According to the report, Tesla (ticker: TSLA) new-vehicle registrations were stagnant year over year in 22 states including California and Texas. What’s more, those registrations decelerated sharply in August and September, dropping from healthy levels in July. Overall, car owners registered about 31,000 Tesla vehicles in the third quarter—flat with a year ago.
“In California, August and September 2019 are the only two months this year where Tesla didn’t perform better than the year prior,” said Shane Marcum, vice president of Cross-Sell, in the company’s report.
The headline numbers look concerning, but this is the second quarterly report issued by Cross-Sell. It isn’t clear if the new data will move Tesla stock or, more important, if they will predict margins or income for coming quarters.
Pricing for Tesla products in Texas, for instance, declined sequentially. But features and trim levels aren’t available and Tesla manufacturing cost reductions aren’t known. That makes predicting Tesla gross margins difficult. What’s more, the Cross-Sell report shows Tesla financing more of its vehicle sales—introducing another source of profit for Tesla—and a new wrinkle for analysts trying to predict Tesla’s quarterly results.
Investors will be very focused on margins, cash flow, and profitability when the company reports full third quarter numbers since delivery figures have already been disclosed. Telsa disclosed 97,000 deliveries for the third quarter earlier in October. It will take about 105,000 deliveries in the fourth quarter—a company record—to meet the full-year guidance given earlier in 2019.
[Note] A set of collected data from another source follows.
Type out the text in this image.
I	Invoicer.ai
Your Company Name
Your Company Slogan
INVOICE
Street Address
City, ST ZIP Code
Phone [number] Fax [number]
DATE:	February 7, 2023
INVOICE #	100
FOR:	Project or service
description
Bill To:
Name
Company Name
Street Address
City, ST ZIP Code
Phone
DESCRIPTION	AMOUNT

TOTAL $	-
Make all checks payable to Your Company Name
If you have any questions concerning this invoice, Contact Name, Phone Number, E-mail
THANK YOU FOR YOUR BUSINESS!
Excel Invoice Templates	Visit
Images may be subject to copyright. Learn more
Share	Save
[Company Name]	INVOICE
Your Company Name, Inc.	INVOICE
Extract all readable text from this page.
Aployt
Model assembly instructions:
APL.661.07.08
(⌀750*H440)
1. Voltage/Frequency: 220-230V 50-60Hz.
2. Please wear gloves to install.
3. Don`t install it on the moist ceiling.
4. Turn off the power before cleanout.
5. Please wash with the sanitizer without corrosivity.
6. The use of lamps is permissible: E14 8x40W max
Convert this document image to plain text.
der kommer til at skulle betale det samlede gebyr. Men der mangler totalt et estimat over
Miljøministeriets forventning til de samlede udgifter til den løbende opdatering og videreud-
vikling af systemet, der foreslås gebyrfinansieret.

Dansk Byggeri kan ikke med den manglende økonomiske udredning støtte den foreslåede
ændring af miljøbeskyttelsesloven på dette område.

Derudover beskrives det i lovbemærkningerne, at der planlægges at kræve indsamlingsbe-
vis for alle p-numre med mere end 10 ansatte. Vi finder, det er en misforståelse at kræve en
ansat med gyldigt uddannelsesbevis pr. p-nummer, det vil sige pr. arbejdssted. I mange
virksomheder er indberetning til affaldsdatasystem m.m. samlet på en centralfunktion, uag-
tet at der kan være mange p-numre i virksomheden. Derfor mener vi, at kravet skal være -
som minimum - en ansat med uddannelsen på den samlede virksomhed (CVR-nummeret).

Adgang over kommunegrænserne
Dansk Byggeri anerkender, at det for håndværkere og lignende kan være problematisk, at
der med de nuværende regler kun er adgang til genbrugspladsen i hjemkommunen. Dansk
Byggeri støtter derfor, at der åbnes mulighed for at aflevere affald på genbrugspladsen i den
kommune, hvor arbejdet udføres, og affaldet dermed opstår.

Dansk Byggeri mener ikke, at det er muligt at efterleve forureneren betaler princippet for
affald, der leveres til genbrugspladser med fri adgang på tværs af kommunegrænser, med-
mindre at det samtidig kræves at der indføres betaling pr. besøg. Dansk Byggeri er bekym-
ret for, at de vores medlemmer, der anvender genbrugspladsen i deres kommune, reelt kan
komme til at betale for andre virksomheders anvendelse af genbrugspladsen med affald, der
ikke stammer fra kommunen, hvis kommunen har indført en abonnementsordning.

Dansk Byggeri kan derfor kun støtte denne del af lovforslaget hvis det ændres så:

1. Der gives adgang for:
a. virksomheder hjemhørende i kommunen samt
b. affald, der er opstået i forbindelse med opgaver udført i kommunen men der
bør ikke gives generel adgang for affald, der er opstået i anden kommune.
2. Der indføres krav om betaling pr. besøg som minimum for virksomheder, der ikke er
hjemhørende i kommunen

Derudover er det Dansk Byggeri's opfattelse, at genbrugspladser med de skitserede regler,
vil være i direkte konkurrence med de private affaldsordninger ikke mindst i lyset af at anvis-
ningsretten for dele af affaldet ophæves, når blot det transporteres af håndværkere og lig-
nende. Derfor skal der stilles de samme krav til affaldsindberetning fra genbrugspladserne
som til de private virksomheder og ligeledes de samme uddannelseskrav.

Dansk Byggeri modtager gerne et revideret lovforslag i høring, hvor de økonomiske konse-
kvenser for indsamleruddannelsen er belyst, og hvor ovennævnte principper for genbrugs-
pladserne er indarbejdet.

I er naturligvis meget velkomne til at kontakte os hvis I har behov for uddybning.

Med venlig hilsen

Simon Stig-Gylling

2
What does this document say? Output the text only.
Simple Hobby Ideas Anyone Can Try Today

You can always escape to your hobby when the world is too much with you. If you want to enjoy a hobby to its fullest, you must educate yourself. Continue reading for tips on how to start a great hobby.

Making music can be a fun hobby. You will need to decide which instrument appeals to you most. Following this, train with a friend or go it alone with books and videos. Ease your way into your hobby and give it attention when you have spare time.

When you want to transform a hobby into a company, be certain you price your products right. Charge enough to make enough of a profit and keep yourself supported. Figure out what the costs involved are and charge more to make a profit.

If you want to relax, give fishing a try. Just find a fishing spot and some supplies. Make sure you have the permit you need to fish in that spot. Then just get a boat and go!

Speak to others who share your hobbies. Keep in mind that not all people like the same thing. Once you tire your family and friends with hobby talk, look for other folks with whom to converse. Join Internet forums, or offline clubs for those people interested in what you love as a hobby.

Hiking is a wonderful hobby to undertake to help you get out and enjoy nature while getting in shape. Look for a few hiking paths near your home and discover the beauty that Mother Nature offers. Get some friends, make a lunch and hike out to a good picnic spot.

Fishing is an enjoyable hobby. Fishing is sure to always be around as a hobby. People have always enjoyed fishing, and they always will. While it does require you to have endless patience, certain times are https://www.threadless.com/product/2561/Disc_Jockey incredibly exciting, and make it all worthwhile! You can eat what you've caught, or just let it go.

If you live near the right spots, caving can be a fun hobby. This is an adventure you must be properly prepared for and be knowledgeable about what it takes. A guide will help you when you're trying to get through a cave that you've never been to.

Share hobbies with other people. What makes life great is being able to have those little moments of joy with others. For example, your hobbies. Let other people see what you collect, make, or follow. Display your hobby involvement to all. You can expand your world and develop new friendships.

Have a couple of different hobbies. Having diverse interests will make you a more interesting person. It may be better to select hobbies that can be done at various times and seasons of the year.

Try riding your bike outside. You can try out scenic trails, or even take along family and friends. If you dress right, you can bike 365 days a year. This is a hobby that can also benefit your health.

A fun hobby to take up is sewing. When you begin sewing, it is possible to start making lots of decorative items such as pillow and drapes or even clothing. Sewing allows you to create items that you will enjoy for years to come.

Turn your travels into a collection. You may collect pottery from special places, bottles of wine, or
The Cross-Sell report might result in more stock volatility between now and Oct. 23, when results are reported. After all, Tesla is a controversial stock.
Consider, Tesla target prices from major Wall Street brokerages range from $140 a share—down 45% from recent levels—all the way to $530 a share—up more than 100% from Monday’s closing price. The $390 target-price spread is more than 150% of the current stock price. The average bull-bear spread for stocks in the Dow Jones Industrial Average is less than 50%, based on Barron’s calculations.
The controversy also manifests itself in short interest. Bearish investors have borrowed and sold short more than 25% of Tesla stock available to trade in the marketplace. That’s about 8 times the average short interest for S&P 500 stocks.
“We are excited to see what Q3 has in store for [Tesla],” David Wall, Cross-Sell director of sales and product, said in the report. So is Wall Street.
Tesla stock is down 23% year to date, worse than the 5% gain of the Russell 3000 Auto & Auto Parts Index and the 15% gain of the Dow over the same span.